Hah?! Kubuka mataku dengan tergesa. Jam berapa sekarang? Mukaku basah, pasti tadi suara ibu. Aku segera meloncat dan berlari ke kamar mandi. Sial! Sudah pukul 06.30. Dan upacara hari Senin dimulai 15 menit lagi.
Aku berlarian setengah sadar. Mandi super kilat dan nggak ada waktu buat sarapan, karena prioritas sekarang adalah mengejar bis sekolah.
"Ibuk, Rana berangkat dulu ya, sarapan di sekolah aja nanti," pamitku sambil mencium punggung tangan ibuku.
***
Pukul 06.46 bis sekolah baru sampai. Yah sekolah kami memang berbeda di setiap Senin. 15 menit lebih awal gerbang sudah ditutup agar tidak mengganggu jalannya upacara. Aku hampir jadi langganan murid yang dijemur di lapangan sehabis upacara. Entah puluhan kali kena omel Pak Bram. Sesuai namanya, Pak Bram sudah selayaknya ayah kami, tapi kalau sudah ada murid yang tidak tertib beliau lebih galak dari ayah kami sendiri.
Para murid yang terlambat boleh masuk setelah upacara selesai. Kami berjalan beriringan untuk diinterogasi alasan terlambat datang. Sesudahnya kami boleh memilih membersihkan toilet atau berjemur di tengah lapangan sampai jam istirahat tiba. Rata rata mereka memilih membersihkan toilet, mereka pikir bisa kerja bakti agar lebih cepat selesai. Apalagi anak perempuan mana mau berjemur di lapangan, takut gosong. Tapi tidak dengan aku. Lebih takut bau kamar mandi menempel di bajuku daripada kulitku menghitam.
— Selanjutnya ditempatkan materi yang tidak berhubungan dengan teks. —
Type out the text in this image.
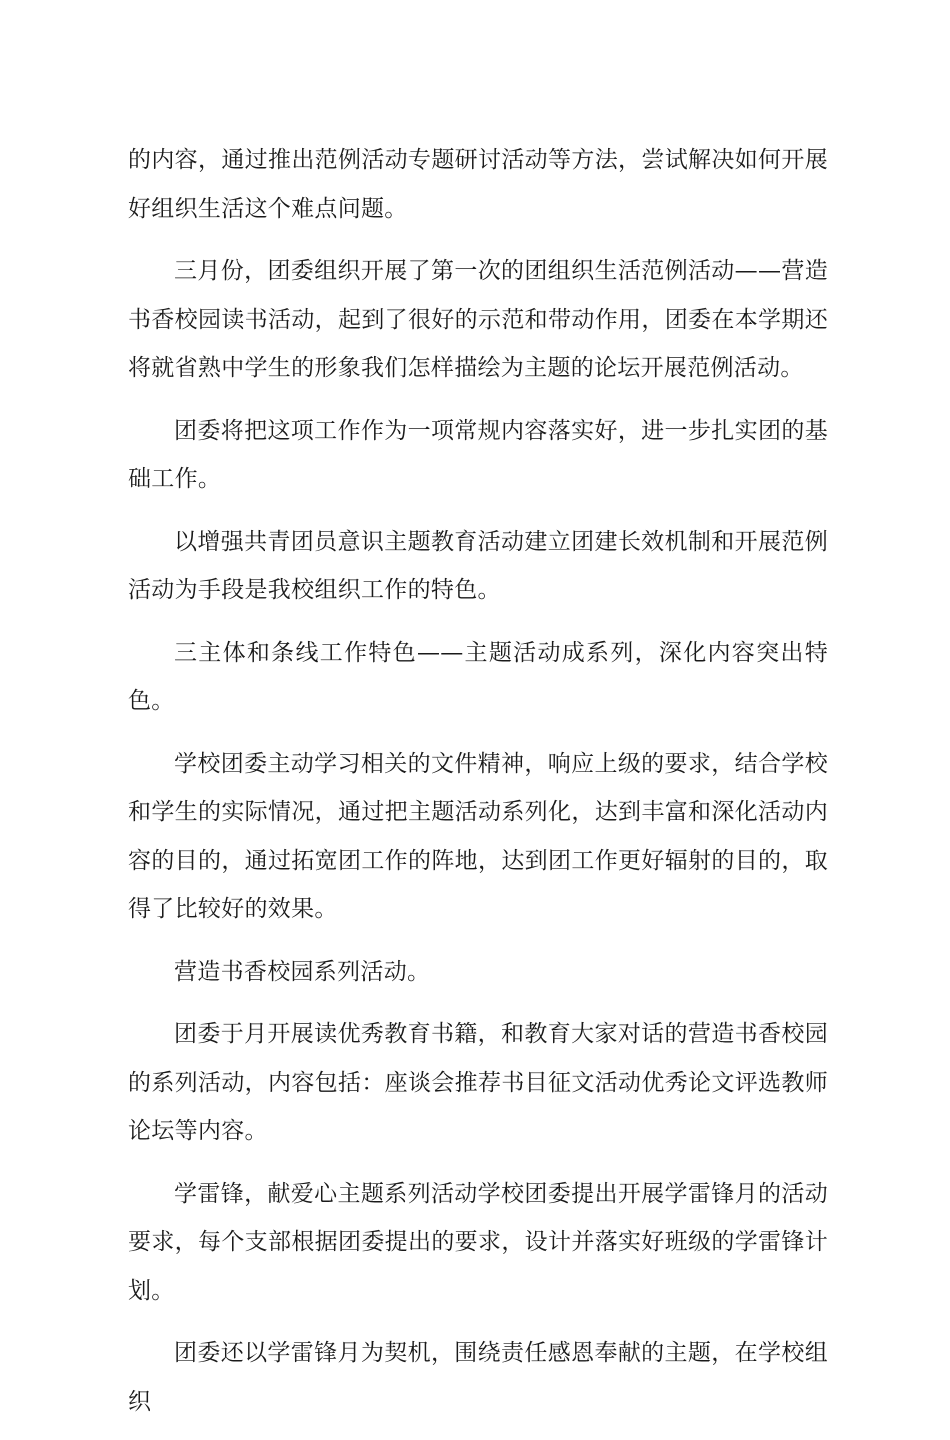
的内容，通过推出范例活动专题研讨活动等方法，尝试解决如何开展好组织生活这个难点问题。

三月份，团委组织开展了第一次的团组织生活范例活动——营造书香校园读书活动，起到了很好的示范和带动作用，团委在本学期还将就省熟中学生的形象我们怎样描绘为主题的论坛开展范例活动。

团委将把这项工作作为一项常规内容落实好，进一步扎实团的基础工作。

以增强共青团员意识主题教育活动建立团建长效机制和开展范例活动为手段是我校组织工作的特色。

三主体和条线工作特色——主题活动成系列，深化内容突出特色。

学校团委主动学习相关的文件精神，响应上级的要求，结合学校和学生的实际情况，通过把主题活动系列化，达到丰富和深化活动内容的目的，通过拓宽团工作的阵地，达到团工作更好辐射的目的，取得了比较好的效果。

营造书香校园系列活动。

团委于月开展读优秀教育书籍，和教育大家对话的营造书香校园的系列活动，内容包括：座谈会推荐书目征文活动优秀论文评选教师论坛等内容。

学雷锋，献爱心主题系列活动学校团委提出开展学雷锋月的活动要求，每个支部根据团委提出的要求，设计并落实好班级的学雷锋计划。

团委还以学雷锋月为契机，围绕责任感恩奉献的主题，在学校组织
"Rana, Arga Wirawan, hanya kalian yang memilih berjemur di lapangan. Bapak akan awasi dari pos satpam. Ingat, sebelum bel istirahat tidak boleh kembali ke kelas," tutur Pak Bram.
Aku belum pernah mendengar namanya. Dia tinggi sekali, memakai topi sekolah, rapi, sepertinya tidak banyak bicara, bisa bisa aku tertidur sambil berdiri kalau tidak mengobrol.
"Hai, aku Rana. Kamu nggak mau ngobrol gitu? Biar nggak bosen berdiri 2 jam disini," sapaku sok akrab pada laki laki tinggi itu. Namun, dia tetap diam. Aura manusia kulkas mulai tercium. Aku berceloteh panjang lebar dia diam. Tidak ada respon sama sekali. Nggak seru. Kaku banget.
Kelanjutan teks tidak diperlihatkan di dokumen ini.